When must a parent pay child support?
In Pennsylvania, both parents must contribute to the financial support of minor children. When parents separate, the court may order child support be paid to the person who has custody. Support continues until the children graduate from high school or turn 18, whichever happens last. Pennsylvania law does not allow court orders to support a child in college unless both parents agree. This is usually done in the Property Settlement Agreement.
Where and how do I obtain child support if my child's other parent won't pay it to me voluntarily?
To receive child support through the Domestic Relations system, a parent must have a complaint filed and served. Parents (or other persons with whom the children are living) can have their lawyer do this, or may contact the County Domestic Relations Office directly. Within a few months of the filing and serving of a complaint, a conference will be held to determine what support is due. This will be entered as a court order, effective when the complaint is filed. Either party can appeal, but the support order will be enforced until the appeal hearing.
How much support will I receive or have to pay?
The amount of support is usually determined by the Pennsylvania Support Guidelines, based on studies of the amount of money parents who are living under one roof spend on their children. To apply the guidelines, court officials will calculate the gross and net income of both parents. Your lawyer can also help you estimate what will be owed or received. For support purposes, gross income can include wages, overtime pay, bonuses, rental and retirement income, Social Security, workers' compensation, unemployment compensation, and other income. Net income is determined by subtracting all income taxes, Social Security and Medicare payments, mandatory retirement contributions, and union dues from gross income. If you have no income but are able to work, the court will estimate what you could earn and apply the guidelines using that figure. The court may also order a parent to help with daycare costs, health insurance premiums, and mortgage payments.

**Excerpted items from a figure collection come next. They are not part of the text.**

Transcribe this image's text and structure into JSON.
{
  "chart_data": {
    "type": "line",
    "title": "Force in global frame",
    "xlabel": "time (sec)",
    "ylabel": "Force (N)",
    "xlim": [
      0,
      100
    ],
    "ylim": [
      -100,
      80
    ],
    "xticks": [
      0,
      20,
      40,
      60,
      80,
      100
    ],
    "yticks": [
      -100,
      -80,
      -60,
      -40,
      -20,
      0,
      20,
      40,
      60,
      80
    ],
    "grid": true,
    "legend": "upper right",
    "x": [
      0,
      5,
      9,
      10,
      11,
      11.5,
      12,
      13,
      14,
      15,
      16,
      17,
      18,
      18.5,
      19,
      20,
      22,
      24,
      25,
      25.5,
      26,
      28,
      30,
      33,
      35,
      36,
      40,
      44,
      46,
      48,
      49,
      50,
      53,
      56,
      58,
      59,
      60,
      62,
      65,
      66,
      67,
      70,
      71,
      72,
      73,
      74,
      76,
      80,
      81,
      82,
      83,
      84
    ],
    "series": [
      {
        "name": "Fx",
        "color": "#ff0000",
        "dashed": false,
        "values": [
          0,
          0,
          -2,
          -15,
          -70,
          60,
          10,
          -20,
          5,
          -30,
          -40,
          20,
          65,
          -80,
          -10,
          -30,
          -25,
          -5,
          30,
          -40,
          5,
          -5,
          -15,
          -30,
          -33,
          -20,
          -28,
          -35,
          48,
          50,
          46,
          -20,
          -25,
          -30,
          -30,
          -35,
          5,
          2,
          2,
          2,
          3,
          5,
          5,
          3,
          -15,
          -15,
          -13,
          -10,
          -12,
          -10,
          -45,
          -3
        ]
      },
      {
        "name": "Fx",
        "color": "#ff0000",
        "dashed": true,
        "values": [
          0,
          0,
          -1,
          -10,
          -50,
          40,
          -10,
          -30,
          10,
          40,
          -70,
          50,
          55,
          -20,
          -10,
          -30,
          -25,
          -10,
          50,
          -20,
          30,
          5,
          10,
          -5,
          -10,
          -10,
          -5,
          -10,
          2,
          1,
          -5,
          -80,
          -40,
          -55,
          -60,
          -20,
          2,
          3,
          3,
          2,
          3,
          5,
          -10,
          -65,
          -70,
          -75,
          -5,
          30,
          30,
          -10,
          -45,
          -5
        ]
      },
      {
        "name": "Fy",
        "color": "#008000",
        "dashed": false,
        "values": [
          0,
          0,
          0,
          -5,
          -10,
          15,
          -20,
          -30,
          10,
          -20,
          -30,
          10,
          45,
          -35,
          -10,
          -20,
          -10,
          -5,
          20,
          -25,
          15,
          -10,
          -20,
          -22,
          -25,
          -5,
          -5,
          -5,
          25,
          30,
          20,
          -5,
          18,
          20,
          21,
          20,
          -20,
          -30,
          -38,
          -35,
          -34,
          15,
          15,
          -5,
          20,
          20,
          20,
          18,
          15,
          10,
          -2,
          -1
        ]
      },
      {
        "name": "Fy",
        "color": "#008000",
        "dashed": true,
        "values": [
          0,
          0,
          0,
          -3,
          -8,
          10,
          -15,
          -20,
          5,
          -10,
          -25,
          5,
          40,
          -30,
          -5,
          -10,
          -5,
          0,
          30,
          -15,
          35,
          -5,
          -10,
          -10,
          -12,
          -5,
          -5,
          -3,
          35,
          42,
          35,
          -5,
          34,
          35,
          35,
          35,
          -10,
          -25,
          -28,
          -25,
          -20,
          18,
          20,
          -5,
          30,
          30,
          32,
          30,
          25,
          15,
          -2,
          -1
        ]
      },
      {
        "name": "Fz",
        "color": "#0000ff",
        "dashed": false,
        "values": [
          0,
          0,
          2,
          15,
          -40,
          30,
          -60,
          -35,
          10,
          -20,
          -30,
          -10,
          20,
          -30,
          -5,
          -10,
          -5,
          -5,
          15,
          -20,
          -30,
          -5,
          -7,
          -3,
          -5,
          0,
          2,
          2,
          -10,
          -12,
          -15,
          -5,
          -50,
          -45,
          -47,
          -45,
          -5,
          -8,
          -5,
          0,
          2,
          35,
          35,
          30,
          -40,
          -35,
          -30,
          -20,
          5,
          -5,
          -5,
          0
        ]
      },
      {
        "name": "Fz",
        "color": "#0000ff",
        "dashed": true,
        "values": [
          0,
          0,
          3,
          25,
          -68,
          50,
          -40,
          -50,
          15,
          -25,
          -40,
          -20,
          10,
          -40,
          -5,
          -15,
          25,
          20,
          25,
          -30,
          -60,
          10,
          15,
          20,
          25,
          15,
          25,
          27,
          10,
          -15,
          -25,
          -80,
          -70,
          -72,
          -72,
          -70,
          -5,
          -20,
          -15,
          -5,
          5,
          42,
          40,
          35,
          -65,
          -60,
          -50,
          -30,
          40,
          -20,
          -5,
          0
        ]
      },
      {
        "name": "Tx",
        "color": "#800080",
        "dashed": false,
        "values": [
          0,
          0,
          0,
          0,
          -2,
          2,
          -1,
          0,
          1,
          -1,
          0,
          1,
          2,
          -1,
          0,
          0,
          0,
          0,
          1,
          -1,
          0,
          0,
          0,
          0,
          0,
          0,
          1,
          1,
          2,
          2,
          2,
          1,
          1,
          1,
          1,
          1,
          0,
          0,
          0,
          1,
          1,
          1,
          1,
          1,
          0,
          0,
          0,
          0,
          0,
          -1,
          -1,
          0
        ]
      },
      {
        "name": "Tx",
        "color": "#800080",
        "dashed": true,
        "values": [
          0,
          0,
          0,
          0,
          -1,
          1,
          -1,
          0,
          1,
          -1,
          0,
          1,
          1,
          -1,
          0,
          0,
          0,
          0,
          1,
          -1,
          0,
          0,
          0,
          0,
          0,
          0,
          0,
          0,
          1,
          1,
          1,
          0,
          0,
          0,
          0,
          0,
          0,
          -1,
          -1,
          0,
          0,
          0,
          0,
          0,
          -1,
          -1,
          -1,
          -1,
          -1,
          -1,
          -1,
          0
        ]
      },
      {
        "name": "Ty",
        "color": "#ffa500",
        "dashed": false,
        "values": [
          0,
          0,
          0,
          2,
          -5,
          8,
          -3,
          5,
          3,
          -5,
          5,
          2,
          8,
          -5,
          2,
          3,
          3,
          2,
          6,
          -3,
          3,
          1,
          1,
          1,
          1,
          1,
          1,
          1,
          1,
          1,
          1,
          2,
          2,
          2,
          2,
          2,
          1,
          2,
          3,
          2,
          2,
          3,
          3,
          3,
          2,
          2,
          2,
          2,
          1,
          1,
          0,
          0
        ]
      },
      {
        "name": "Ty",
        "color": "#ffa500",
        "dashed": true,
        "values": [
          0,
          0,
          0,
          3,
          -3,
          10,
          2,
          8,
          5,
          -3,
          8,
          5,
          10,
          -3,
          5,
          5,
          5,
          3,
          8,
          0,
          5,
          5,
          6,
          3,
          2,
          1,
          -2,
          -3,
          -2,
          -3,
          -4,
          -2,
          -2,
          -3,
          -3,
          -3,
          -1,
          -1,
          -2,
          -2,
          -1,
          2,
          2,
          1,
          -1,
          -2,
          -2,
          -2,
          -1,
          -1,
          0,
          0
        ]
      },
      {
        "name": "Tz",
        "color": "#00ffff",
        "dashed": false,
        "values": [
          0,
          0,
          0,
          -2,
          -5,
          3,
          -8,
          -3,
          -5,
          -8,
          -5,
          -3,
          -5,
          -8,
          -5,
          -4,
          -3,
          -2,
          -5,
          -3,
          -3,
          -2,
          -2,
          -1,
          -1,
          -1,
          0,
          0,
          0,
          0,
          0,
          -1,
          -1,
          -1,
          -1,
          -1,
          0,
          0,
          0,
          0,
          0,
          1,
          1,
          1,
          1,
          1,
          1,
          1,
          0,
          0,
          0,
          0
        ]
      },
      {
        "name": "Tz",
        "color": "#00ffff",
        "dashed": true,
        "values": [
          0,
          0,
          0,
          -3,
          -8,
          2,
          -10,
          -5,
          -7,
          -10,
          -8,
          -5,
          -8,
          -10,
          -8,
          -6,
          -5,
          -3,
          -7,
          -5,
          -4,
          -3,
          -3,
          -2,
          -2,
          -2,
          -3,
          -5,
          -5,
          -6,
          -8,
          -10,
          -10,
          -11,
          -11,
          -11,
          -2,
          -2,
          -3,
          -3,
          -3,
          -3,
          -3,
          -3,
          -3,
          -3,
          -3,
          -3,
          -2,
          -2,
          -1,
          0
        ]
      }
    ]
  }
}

Can a support order be changed after it is entered?
If a significant change occurs in either party's income, or if other circumstances change, the court may modify the amount of support. To request a change, you must file a petition to modify. In addition, parties under a support order are obligated to inform Domestic Relations if there has been a change in address or job.
What happens if support is not paid?
Support orders are routinely paid by voluntary and involuntary wage attachments. If the support cannot be collected by attaching wages, the person may be jailed or fined after a contempt of court hearing. Also, he or she can face suspension of state-issued licenses, reports to credit bureaus, real estate liens, and interception of federal income tax refunds.
Will the court require receipts or other proof showing that the support is being spent for the children?
Can I receive a credit against the support order if I buy my child shoes, gifts, etc.?
If I paid support directly since the complaint was filed but before we had the hearing, will I get credit for that?
Possibly - you must mention this at the hearing, and provide proof such as canceled checks.